Editorial Notes

Glyn Daniels

Antiquity 1956

[1] The exposure of the Piltdown fraud has been welcomed by two very different groups of people. Human palaeontologists are glad to be rid of objects that were inconsistent with each other and with a large range of securely established facts; and those who, from envy, hatred, malice, uncharitableness, or just plain ignorance, rejoice to see 'experts' discomfited, have presumably derived much consolation. The discomfiture must be admitted, but who were the 'experts'? The last thing we would wish would be to increase the discomfiture of those, if any, who are still amongst us; but it is only just to point out that none of them were archaeologists. The only one of those concerned with the original discoveries who could possibly be so called was Dawson himself, and his claims were very thin.

The bones and teeth were supposed to have been found in a shallow deposit of gravel and to be contemporary with or older than it; they were therefore the concern of those anatomists who specialize in human palaeontology, and the gravel was the concern of geologists. Archaeology so far did not come into the picture at all, and it was quite proper that the first account should have been given at a meeting of the Geological Society. (The present writer was present at it and remembers it well). Archaeologists deal with the works of man, not with his body, and as excavators it is their business to learn how to distinguish disturbed from undisturbed soil. The question of whether the Piltdown gravel had been disturbed seems never to have been asked; even if it had, it would have been difficult to answer because at that time in England the technique of excavation was still, in spite of General Pitt-River's work, very crude. Nevertheless, though the question was not asked, it should have been; soil-study was involved, and to that extent there was an archaeological aspect of the alleged discoveries.
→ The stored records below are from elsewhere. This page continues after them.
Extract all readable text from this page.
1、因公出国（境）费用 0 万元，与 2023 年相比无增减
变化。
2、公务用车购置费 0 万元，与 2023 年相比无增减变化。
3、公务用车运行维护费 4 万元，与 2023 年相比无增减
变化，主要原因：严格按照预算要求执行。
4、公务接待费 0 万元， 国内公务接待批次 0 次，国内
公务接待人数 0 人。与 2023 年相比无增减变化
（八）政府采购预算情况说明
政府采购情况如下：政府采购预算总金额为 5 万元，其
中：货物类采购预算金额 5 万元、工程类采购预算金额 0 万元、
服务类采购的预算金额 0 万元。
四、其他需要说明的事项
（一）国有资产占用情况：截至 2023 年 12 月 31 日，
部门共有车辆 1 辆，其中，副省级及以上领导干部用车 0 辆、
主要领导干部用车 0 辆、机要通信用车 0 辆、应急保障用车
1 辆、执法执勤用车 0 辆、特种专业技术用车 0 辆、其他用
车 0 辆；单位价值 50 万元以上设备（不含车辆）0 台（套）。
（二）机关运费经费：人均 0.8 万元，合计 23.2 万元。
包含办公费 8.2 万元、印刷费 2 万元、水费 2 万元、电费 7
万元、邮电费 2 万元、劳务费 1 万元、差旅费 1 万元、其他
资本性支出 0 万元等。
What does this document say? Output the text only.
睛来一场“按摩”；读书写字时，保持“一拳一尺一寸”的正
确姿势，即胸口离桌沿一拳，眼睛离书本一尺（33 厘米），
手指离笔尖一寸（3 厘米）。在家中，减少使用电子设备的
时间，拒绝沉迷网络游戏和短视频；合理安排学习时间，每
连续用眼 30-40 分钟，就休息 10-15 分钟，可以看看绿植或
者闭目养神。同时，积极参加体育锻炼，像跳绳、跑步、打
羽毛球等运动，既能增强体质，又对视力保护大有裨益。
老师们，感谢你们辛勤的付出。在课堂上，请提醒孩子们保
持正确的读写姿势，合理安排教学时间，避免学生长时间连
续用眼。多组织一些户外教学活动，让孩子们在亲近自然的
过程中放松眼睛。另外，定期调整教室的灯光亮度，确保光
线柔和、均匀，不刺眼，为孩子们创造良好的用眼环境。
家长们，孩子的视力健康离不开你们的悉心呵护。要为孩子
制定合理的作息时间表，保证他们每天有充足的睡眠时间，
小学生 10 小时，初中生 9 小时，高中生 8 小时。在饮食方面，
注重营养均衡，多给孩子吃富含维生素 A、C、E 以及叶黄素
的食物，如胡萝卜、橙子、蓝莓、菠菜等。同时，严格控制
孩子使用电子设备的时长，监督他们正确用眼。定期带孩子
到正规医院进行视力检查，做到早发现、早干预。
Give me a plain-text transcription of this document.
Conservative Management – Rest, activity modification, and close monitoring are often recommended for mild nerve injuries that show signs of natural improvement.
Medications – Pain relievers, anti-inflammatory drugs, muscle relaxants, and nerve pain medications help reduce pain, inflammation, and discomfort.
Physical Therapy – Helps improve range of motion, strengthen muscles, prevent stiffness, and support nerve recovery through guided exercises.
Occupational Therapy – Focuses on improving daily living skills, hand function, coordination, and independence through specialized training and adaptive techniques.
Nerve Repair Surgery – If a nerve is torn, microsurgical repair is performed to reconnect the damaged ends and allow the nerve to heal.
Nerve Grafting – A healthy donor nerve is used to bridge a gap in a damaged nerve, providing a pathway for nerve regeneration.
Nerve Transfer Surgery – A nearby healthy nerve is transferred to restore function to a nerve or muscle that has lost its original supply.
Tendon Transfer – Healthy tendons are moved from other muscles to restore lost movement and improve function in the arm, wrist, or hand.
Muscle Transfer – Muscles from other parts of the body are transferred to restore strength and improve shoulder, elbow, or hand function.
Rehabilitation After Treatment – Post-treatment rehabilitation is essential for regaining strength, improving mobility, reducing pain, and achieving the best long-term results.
But the Piltdown forger was careful to avoid as far as possible burying objects at the site. All the larger objects were picked up on the tip-heaps. Only one piece of skull was found in situ, and it was no larger than a thumb-nail and could easily have been pushed into the vertical face of the excavation. The slab of elephant-bone was tucked into the soil under the hedge, where it was said to have been 'presumably thrown by the workmen' (or words to that effect). A minute sliver of identical bone was found in the basal seam of clay, 'indicating the original horizon of the worked slab' (or words to that effect). The famous jawbone itself was in a small hump of basal gravel which the workmen had missed by reason of the floor of the pit being flooded. These facts suggest that the forger was astute enough to realize that any considerable disturbance of the soil might he detected, and to avoid it for that reason.

[2] This matter of soil-disturbance is of outstanding importance, as every excavator knows. It may occur in any site, whether stratified or not; in barrows and other earthworks burrowing animals, particularly rabbits, are prime sources of trouble, and so are the ancient occupants of a site who frequently dug pits and post-holes. But–and this is the important point–the qualified excavator is fully aware of these hazards; he is on the watch for them unceasingly all the time he is at work, and he can detect them when they occur. Usually it is not fraud that he is anxious about, but the danger of attributing to an older deposit objects which are in fact intrusive from a younger (upper) layer. Where fraud is concerned there are now ways of estimating the age of bones by treatment of the things themselves, but it is seldom possible to do this with archaeological objects. When these are in any way unusual, they can often only be dated by their associations. It is an archaeologist's business to do that, and it can only be done on the spot, not afterwards in a museum or elsewhere.

It is therefore hardly correct to say, as did a recent reviewer (Times Literary Supplement, 11 November, 1955, p. 675) that 'the diggings of archaeologists and the conclusions thus formed about the course of evolution have been peculiarly vulnerable to an expert who for any reason wishes to plant a fin '. It is precisely in the 'digging ' that fraudulent insertion can most easily be detected, as at Glozel, by the normal methods. That has always been so, and on all properly conducted excavations it has always been a rule that all important finds are to be left undisturbed in the soil until they have been seen and recorded by the supervisor, who then removes them himself Naturally he looks for signs of disturbance, which he seldom fails to detect. The passage just quoted also seems to imply that, on other sites besides Piltdown, erroneous conclusions have been drawn from objects which have been planted' as alleged, by 'experts'. One would like to be told where they are? In any case, the 'course of evolution' has been quite firmly established in broad outline by many discoveries made both before and after the Piltdown affair, by which they are in no way invalidated.